E. 4. Zu den Verfehlungen: Die Vorinstanz hat verschiedene Fehler der untersuchenden Staatsanwaltschaft festgestellt, u.a.:

– Ausübung von Druck auf die eingeschleusten Opfer bzgl. Aussagen.
– Versprechen von Privilegierungen, wenn Opfer belastende Aussagen machen.
– Verweigerung von Parteirechten bei Einvernahmen von Auskunftspersonen oder Zeugen.
– Kein Untersuchen von entlastenden Umständen.
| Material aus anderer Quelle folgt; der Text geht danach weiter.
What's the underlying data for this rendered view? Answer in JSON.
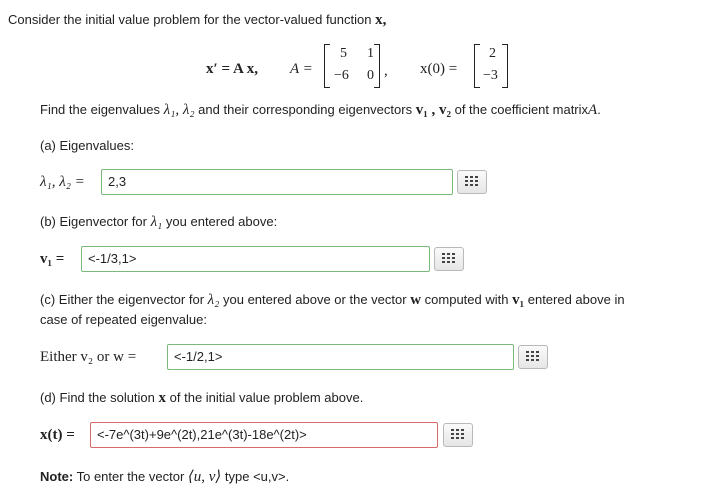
{
  "intro": {
    "text": "Consider the initial value problem for the vector-valued function",
    "var": "x,"
  },
  "equation": {
    "lhs": "x′ = A x,",
    "a_label": "A =",
    "matrix_a": [
      "5",
      "1",
      "−6",
      "0"
    ],
    "x0_label": "x(0) =",
    "x0": [
      "2",
      "−3"
    ]
  },
  "find": {
    "prefix": "Find the eigenvalues",
    "eigs": "λ₁, λ₂",
    "middle": "and their corresponding eigenvectors",
    "vecs": "v₁ , v₂",
    "suffix": "of the coefficient matrix",
    "matrix": "A",
    "dot": "."
  },
  "part_a": {
    "heading": "(a) Eigenvalues:",
    "label": "λ₁, λ₂ =",
    "value": "2,3"
  },
  "part_b": {
    "heading_pre": "(b) Eigenvector for",
    "heading_sym": "λ₁",
    "heading_post": "you entered above:",
    "label": "v₁ =",
    "value": "<-1/3,1>"
  },
  "part_c": {
    "line1_pre": "(c) Either the eigenvector for",
    "line1_sym": "λ₂",
    "line1_mid": "you entered above or the vector",
    "line1_w": "w",
    "line1_mid2": "computed with",
    "line1_v": "v₁",
    "line1_post": "entered above in",
    "line2": "case of repeated eigenvalue:",
    "label": "Either v₂ or w =",
    "value": "<-1/2,1>"
  },
  "part_d": {
    "heading_pre": "(d) Find the solution",
    "heading_sym": "x",
    "heading_post": "of the initial value problem above.",
    "label": "x(t) =",
    "value": "<-7e^(3t)+9e^(2t),21e^(3t)-18e^(2t)>"
  },
  "note": {
    "bold": "Note:",
    "pre": "To enter the vector",
    "sym": "⟨u, v⟩",
    "post": "type <u,v>."
  },
  "icons": {
    "keypad": "keypad-icon"
  },
  "colors": {
    "correct_border": "#7ab97a",
    "incorrect_border": "#d76b6b"
  }
}
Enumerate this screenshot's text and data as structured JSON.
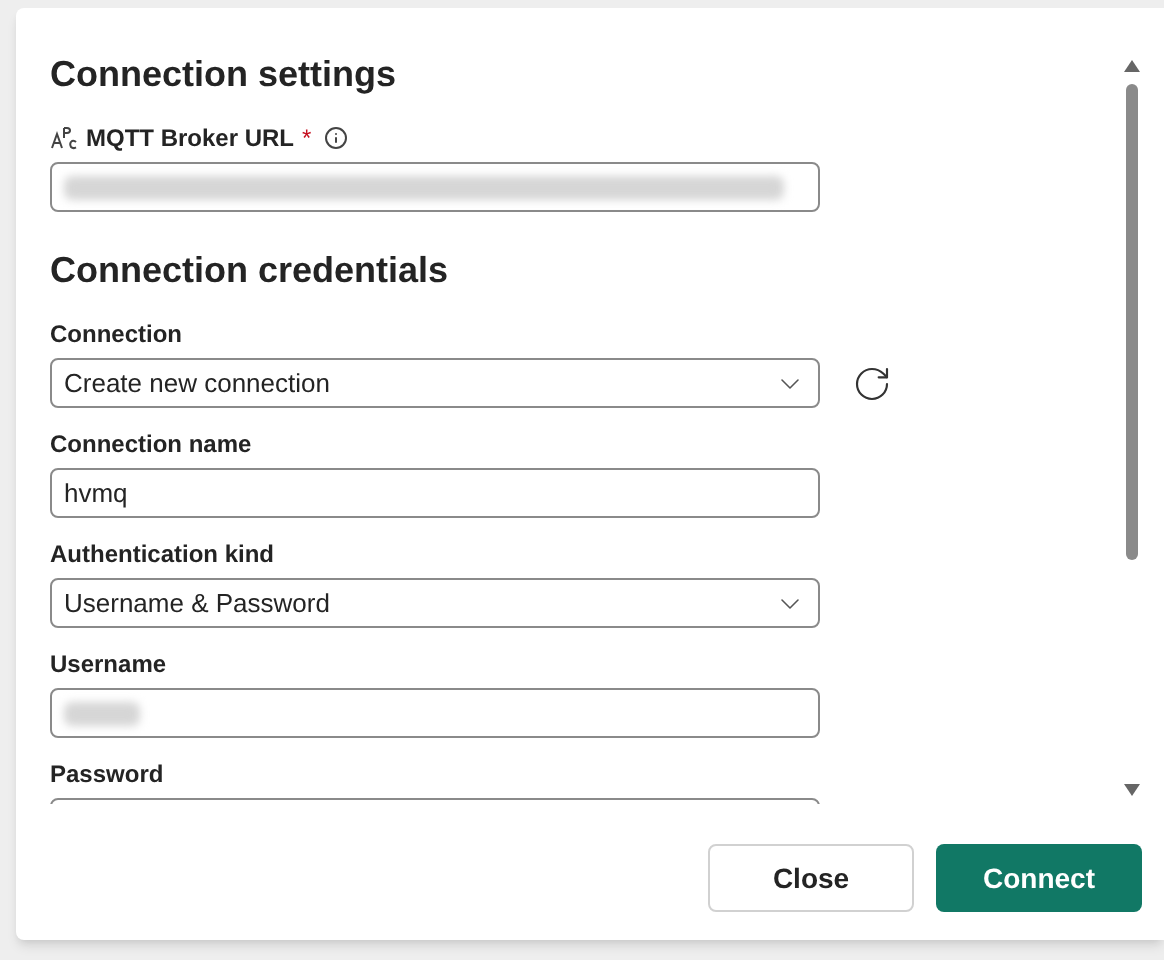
{
  "sections": [
    {
      "heading": "Connection settings",
      "fields": [
        {
          "kind": "text",
          "label": "MQTT Broker URL",
          "required": true,
          "info": true,
          "type_icon": true,
          "redacted": true
        }
      ]
    },
    {
      "heading": "Connection credentials",
      "fields": [
        {
          "kind": "dropdown",
          "label": "Connection",
          "value": "Create new connection",
          "refresh": true
        },
        {
          "kind": "text",
          "label": "Connection name",
          "value": "hvmq"
        },
        {
          "kind": "dropdown",
          "label": "Authentication kind",
          "value": "Username & Password"
        },
        {
          "kind": "text",
          "label": "Username",
          "redacted": true
        },
        {
          "kind": "text",
          "label": "Password"
        }
      ]
    }
  ],
  "required_mark": "*",
  "buttons": [
    {
      "label": "Close",
      "kind": "secondary"
    },
    {
      "label": "Connect",
      "kind": "primary"
    }
  ]
}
E. 5. Zur Schlussfolgerung: Obwohl die Vorinstanz die Untersuchungsführung als „heikel, unglücklich und falsch“ bezeichnet, sieht sie keine Befangenheit der Staatsanwältin. Diese Schlussfolgerung bezeichnet das BGer als „schwer nachvollziehbar“. Die Verfehlungen der Untersuchungsbehörde können nicht geheilt werden. „Die von der Vorinstanz festgestellten diversen Verfahrensfehler, die sich allesamt zum Nachteil der Beschwerdeführer als beschuldigte Parteien ausgewirkt haben, erscheinen bei gesamthafter Betrachtung schwerwiegend. Bei objektiver Würdigung der von der Vorinstanz festgestellten Prozessgeschichte drängt sich der Eindruck auf, dass die Untersuchungsleiterin voreingenommen ist. Sie hat in geradezu systematisch anmutender Weise die Parteirechte der Beschwerdeführer missachtet und sich in unfairer Weise einseitig auf die Beschaffung von belastendem Beweismaterial konzentriert.“

Das BGer heisst das Ausstandsbegehren gut.